There is growing concern that the federal debt debate, which has sucked lawmakers into political warfare about federal spending, could spell trouble for the flood insurance program. The program is set to expire Sept. 30. Congress must periodically renew the program, which has more than 5.6 million policyholders.
The National Flood Insurance Program provides home, renter’s and business flood insurance in more than 21,000 communities nationwide.
Program being ‘kicked like a can’
With the bigger threat of the debt crisis, the flood insurance program is getting “kicked like a can down the street,” says Marguerite Tortorello, a spokeswoman for the Property Casualty Insurers Association of America, which lobbies for insurance interests.

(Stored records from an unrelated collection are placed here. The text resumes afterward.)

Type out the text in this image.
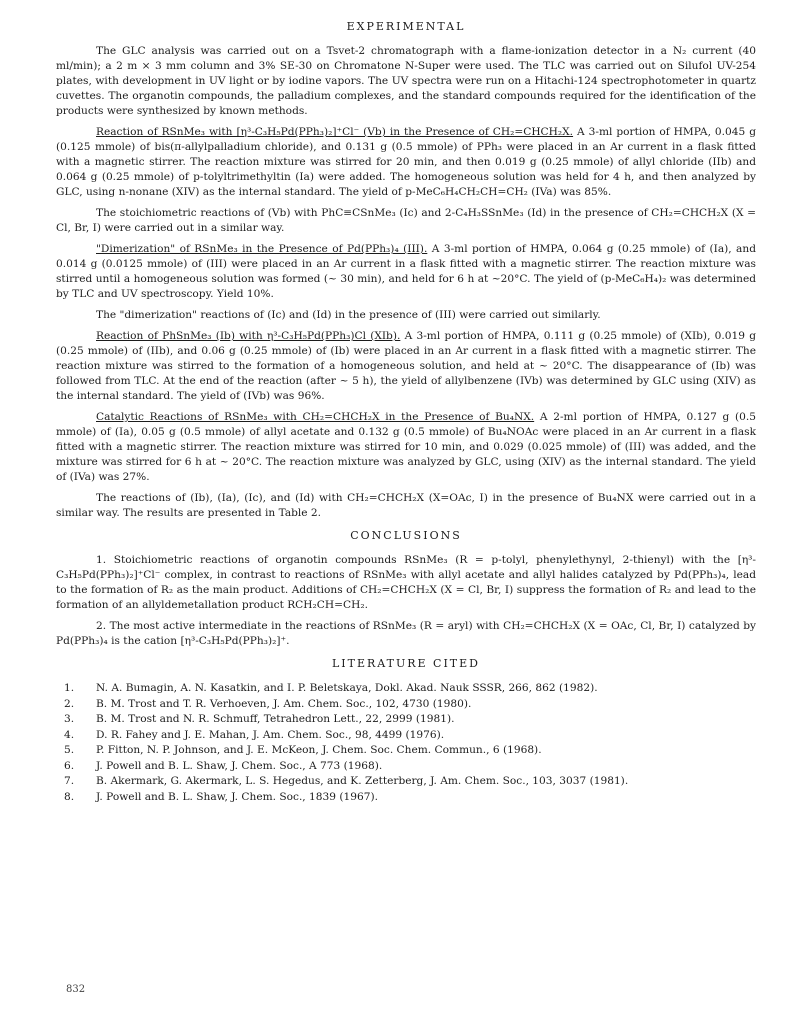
EXPERIMENTAL

The GLC analysis was carried out on a Tsvet-2 chromatograph with a flame-ionization detector in a N₂ current (40 ml/min); a 2 m × 3 mm column and 3% SE-30 on Chromatone N-Super were used. The TLC was carried out on Silufol UV-254 plates, with development in UV light or by iodine vapors. The UV spectra were run on a Hitachi-124 spectrophotometer in quartz cuvettes. The organotin compounds, the palladium complexes, and the standard compounds required for the identification of the products were synthesized by known methods.

Reaction of RSnMe₃ with [η³-C₃H₅Pd(PPh₃)₂]⁺Cl⁻ (Vb) in the Presence of CH₂=CHCH₂X. A 3-ml portion of HMPA, 0.045 g (0.125 mmole) of bis(π-allylpalladium chloride), and 0.131 g (0.5 mmole) of PPh₃ were placed in an Ar current in a flask fitted with a magnetic stirrer. The reaction mixture was stirred for 20 min, and then 0.019 g (0.25 mmole) of allyl chloride (IIb) and 0.064 g (0.25 mmole) of p-tolyltrimethyltin (Ia) were added. The homogeneous solution was held for 4 h, and then analyzed by GLC, using n-nonane (XIV) as the internal standard. The yield of p-MeC₆H₄CH₂CH=CH₂ (IVa) was 85%.

The stoichiometric reactions of (Vb) with PhC≡CSnMe₃ (Ic) and 2-C₄H₃SSnMe₃ (Id) in the presence of CH₂=CHCH₂X (X = Cl, Br, I) were carried out in a similar way.

"Dimerization" of RSnMe₃ in the Presence of Pd(PPh₃)₄ (III). A 3-ml portion of HMPA, 0.064 g (0.25 mmole) of (Ia), and 0.014 g (0.0125 mmole) of (III) were placed in an Ar current in a flask fitted with a magnetic stirrer. The reaction mixture was stirred until a homogeneous solution was formed (~ 30 min), and held for 6 h at ~20°C. The yield of (p-MeC₆H₄)₂ was determined by TLC and UV spectroscopy. Yield 10%.

The "dimerization" reactions of (Ic) and (Id) in the presence of (III) were carried out similarly.

Reaction of PhSnMe₃ (Ib) with η³-C₃H₅Pd(PPh₃)Cl (XIb). A 3-ml portion of HMPA, 0.111 g (0.25 mmole) of (XIb), 0.019 g (0.25 mmole) of (IIb), and 0.06 g (0.25 mmole) of (Ib) were placed in an Ar current in a flask fitted with a magnetic stirrer. The reaction mixture was stirred to the formation of a homogeneous solution, and held at ~ 20°C. The disappearance of (Ib) was followed from TLC. At the end of the reaction (after ~ 5 h), the yield of allylbenzene (IVb) was determined by GLC using (XIV) as the internal standard. The yield of (IVb) was 96%.

Catalytic Reactions of RSnMe₃ with CH₂=CHCH₂X in the Presence of Bu₄NX. A 2-ml portion of HMPA, 0.127 g (0.5 mmole) of (Ia), 0.05 g (0.5 mmole) of allyl acetate and 0.132 g (0.5 mmole) of Bu₄NOAc were placed in an Ar current in a flask fitted with a magnetic stirrer. The reaction mixture was stirred for 10 min, and 0.029 (0.025 mmole) of (III) was added, and the mixture was stirred for 6 h at ~ 20°C. The reaction mixture was analyzed by GLC, using (XIV) as the internal standard. The yield of (IVa) was 27%.

The reactions of (Ib), (Ia), (Ic), and (Id) with CH₂=CHCH₂X (X=OAc, I) in the presence of Bu₄NX were carried out in a similar way. The results are presented in Table 2.

CONCLUSIONS

1. Stoichiometric reactions of organotin compounds RSnMe₃ (R = p-tolyl, phenylethynyl, 2-thienyl) with the [η³-C₃H₅Pd(PPh₃)₂]⁺Cl⁻ complex, in contrast to reactions of RSnMe₃ with allyl acetate and allyl halides catalyzed by Pd(PPh₃)₄, lead to the formation of R₂ as the main product. Additions of CH₂=CHCH₂X (X = Cl, Br, I) suppress the formation of R₂ and lead to the formation of an allyldemetallation product RCH₂CH=CH₂.

2. The most active intermediate in the reactions of RSnMe₃ (R = aryl) with CH₂=CHCH₂X (X = OAc, Cl, Br, I) catalyzed by Pd(PPh₃)₄ is the cation [η³-C₃H₅Pd(PPh₃)₂]⁺.

LITERATURE CITED
1. N. A. Bumagin, A. N. Kasatkin, and I. P. Beletskaya, Dokl. Akad. Nauk SSSR, 266, 862 (1982).
2. B. M. Trost and T. R. Verhoeven, J. Am. Chem. Soc., 102, 4730 (1980).
3. B. M. Trost and N. R. Schmuff, Tetrahedron Lett., 22, 2999 (1981).
4. D. R. Fahey and J. E. Mahan, J. Am. Chem. Soc., 98, 4499 (1976).
5. P. Fitton, N. P. Johnson, and J. E. McKeon, J. Chem. Soc. Chem. Commun., 6 (1968).
6. J. Powell and B. L. Shaw, J. Chem. Soc., A 773 (1968).
7. B. Akermark, G. Akermark, L. S. Hegedus, and K. Zetterberg, J. Am. Chem. Soc., 103, 3037 (1981).
8. J. Powell and B. L. Shaw, J. Chem. Soc., 1839 (1967).
832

Earlier this year, the U.S. House overwhelmingly passed a five-year extension of the flood insurance program, with broad support from Republicans and Democrats.
Now, the U.S. Senate Banking Committee is finalizing its own flood insurance bill, although it has been “delayed for at least a week and could be pushed back until early September,” according to PropertyCasualty360.com. Congress is scheduled to take a break from Aug. 8 to Sept. 5.

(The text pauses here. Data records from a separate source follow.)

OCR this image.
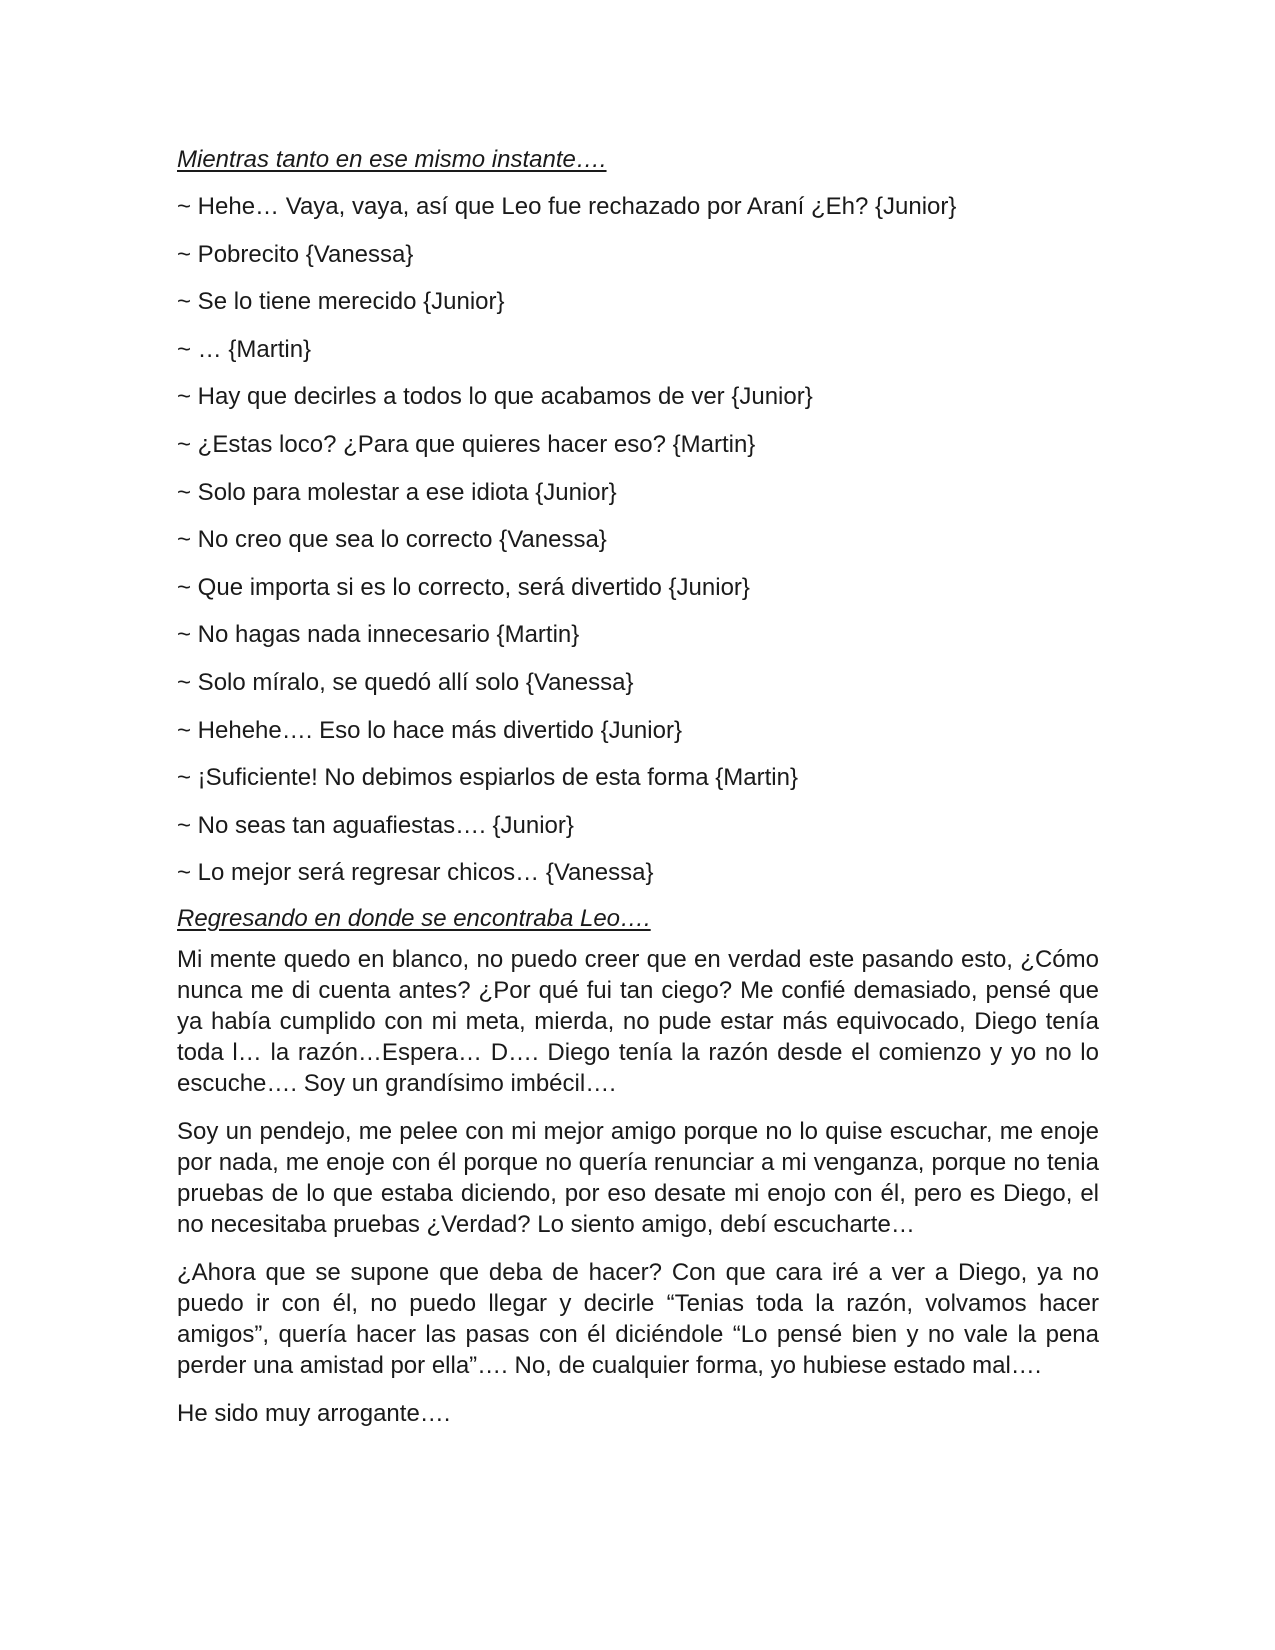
Mientras tanto en ese mismo instante….

~ Hehe… Vaya, vaya, así que Leo fue rechazado por Araní ¿Eh? {Junior}

~ Pobrecito {Vanessa}

~ Se lo tiene merecido {Junior}

~ … {Martin}

~ Hay que decirles a todos lo que acabamos de ver {Junior}

~ ¿Estas loco? ¿Para que quieres hacer eso? {Martin}

~ Solo para molestar a ese idiota {Junior}

~ No creo que sea lo correcto {Vanessa}

~ Que importa si es lo correcto, será divertido {Junior}

~ No hagas nada innecesario {Martin}

~ Solo míralo, se quedó allí solo {Vanessa}

~ Hehehe…. Eso lo hace más divertido {Junior}

~ ¡Suficiente! No debimos espiarlos de esta forma {Martin}

~ No seas tan aguafiestas…. {Junior}

~ Lo mejor será regresar chicos… {Vanessa}

Regresando en donde se encontraba Leo….

Mi mente quedo en blanco, no puedo creer que en verdad este pasando esto, ¿Cómo nunca me di cuenta antes? ¿Por qué fui tan ciego? Me confié demasiado, pensé que ya había cumplido con mi meta, mierda, no pude estar más equivocado, Diego tenía toda l… la razón…Espera… D…. Diego tenía la razón desde el comienzo y yo no lo escuche…. Soy un grandísimo imbécil….

Soy un pendejo, me pelee con mi mejor amigo porque no lo quise escuchar, me enoje por nada, me enoje con él porque no quería renunciar a mi venganza, porque no tenia pruebas de lo que estaba diciendo, por eso desate mi enojo con él, pero es Diego, el no necesitaba pruebas ¿Verdad? Lo siento amigo, debí escucharte…

¿Ahora que se supone que deba de hacer? Con que cara iré a ver a Diego, ya no puedo ir con él, no puedo llegar y decirle “Tenias toda la razón, volvamos hacer amigos”, quería hacer las pasas con él diciéndole “Lo pensé bien y no vale la pena perder una amistad por ella”…. No, de cualquier forma, yo hubiese estado mal….

He sido muy arrogante….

A Senate Banking Committee staff member who declined to be identified says the committee is working on passing an interim extension (two months to one year) before the flood insurance program is set to expire Sept. 30.
‘Too big to fail’
Terry Tyson, president of Flood Smart Insurance, says that after 30 years of selling flood insurance, he thinks the flood insurance program has become “too big to fail.” The program is important because any mortgaged home in a flood-prone area is required by federal law to carry flood insurance.
“The flood program is so interwoven with the mortgage world, I couldn’t imagine what it would be like if they shut the program down,” Tyson says.

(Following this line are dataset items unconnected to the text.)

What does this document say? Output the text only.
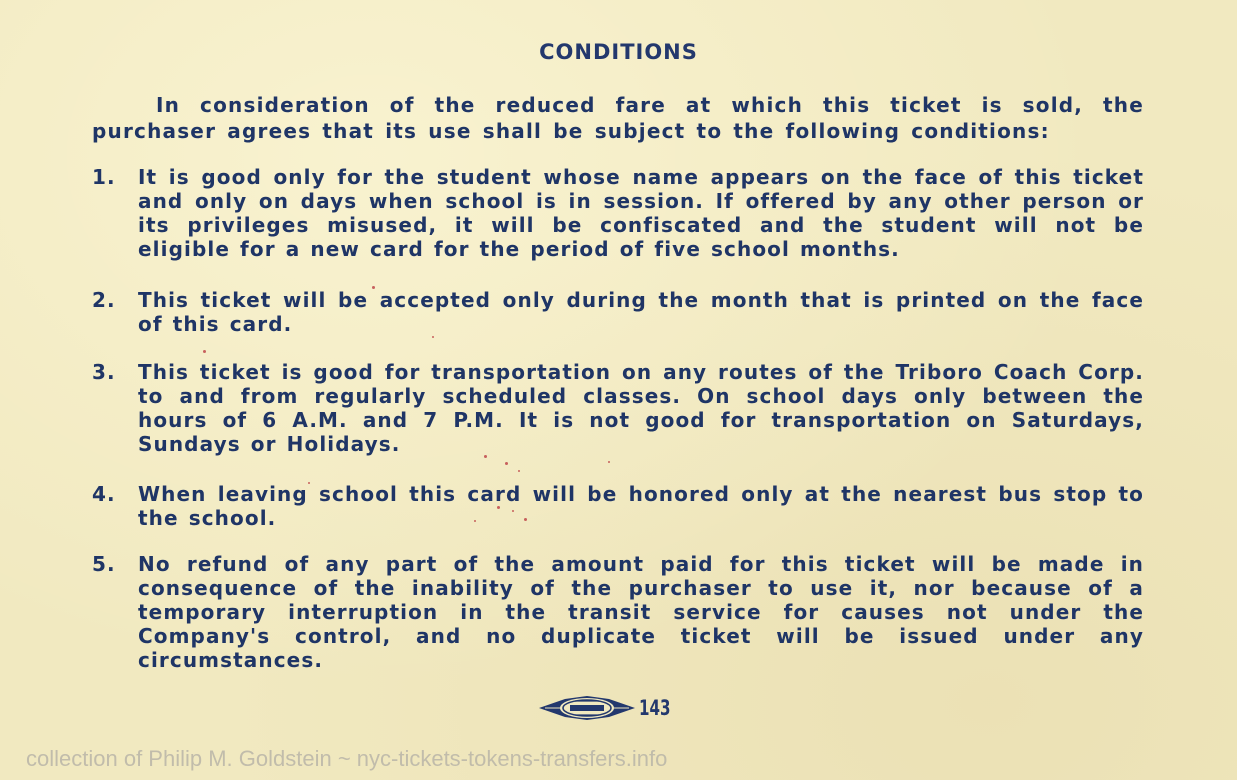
CONDITIONS
In consideration of the reduced fare at which this ticket is sold, the purchaser agrees that its use shall be subject to the following conditions:
1.	It is good only for the student whose name appears on the face of this ticket and only on days when school is in session. If offered by any other person or its privileges misused, it will be confiscated and the student will not be eligible for a new card for the period of five school months.
2.	This ticket will be accepted only during the month that is printed on the face of this card.
3.	This ticket is good for transportation on any routes of the Triboro Coach Corp. to and from regularly scheduled classes. On school days only between the hours of 6 A.M. and 7 P.M. It is not good for transportation on Saturdays, Sundays or Holidays.
4.	When leaving school this card will be honored only at the nearest bus stop to the school.
5.	No refund of any part of the amount paid for this ticket will be made in consequence of the inability of the purchaser to use it, nor because of a temporary interruption in the transit service for causes not under the Company's control, and no duplicate ticket will be issued under any circumstances.
143
collection of Philip M. Goldstein ~ nyc-tickets-tokens-transfers.info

Tortorello, the Property Casualty Insurers Association spokeswoman, says expiration of the program would trigger insurance companies to start mailing coverage termination notices and could derail closings of home sales.
Without the National Flood Insurance Program, homeowners can’t get flood insurance and although private companies could pick up the low-risk policies, “the risky ones would become almost unaffordable,” Tyson says.
Tyson’s advice for homeowners, renters and business owners who have flood insurance: Don’t worry. “Steady as she goes; it will get back on the books,” Tyson says. “Just wait it out.”
An expiration of the flood insurance program is not unprecedented. Last year, the program expired for a total of 53 days. When it finally was reauthorized, the coverage was applied retroactively to those 53 days.
Program swimming in debt
The National Flood Insurance Program was created in response to the rising cost of disaster relief for flood victims; it’s managed by Federal Emergency Management Agency (FEMA). Through the program, private insurance companies write and handle federally backed flood insurance policies under their own brand names. No matter which carrier issues the flood insurance policy, the coverage, rates and general conditions are the same.
The program, subsidized by federal loans, is nearly $18 billion in debt.
The average flood policy cost about $600 in 2010, but the average total claim paid over the past five years was nearly $34,000, according to federal data.
A home in the flood insurance program can be insured for up to $250,000 and its contents for up to $100,000, according to FEMA figures from 2010. Renters can cover belongings up to $100,000. Commercial property owners can insure a building for up to $500,000 and its contents for up to $500,000.
Officials at FEMA declined to comment on the pending expiration of the flood insurance program and forwarded interview requests to congressional leaders. Congressional leaders also couldn’t be reached for comment.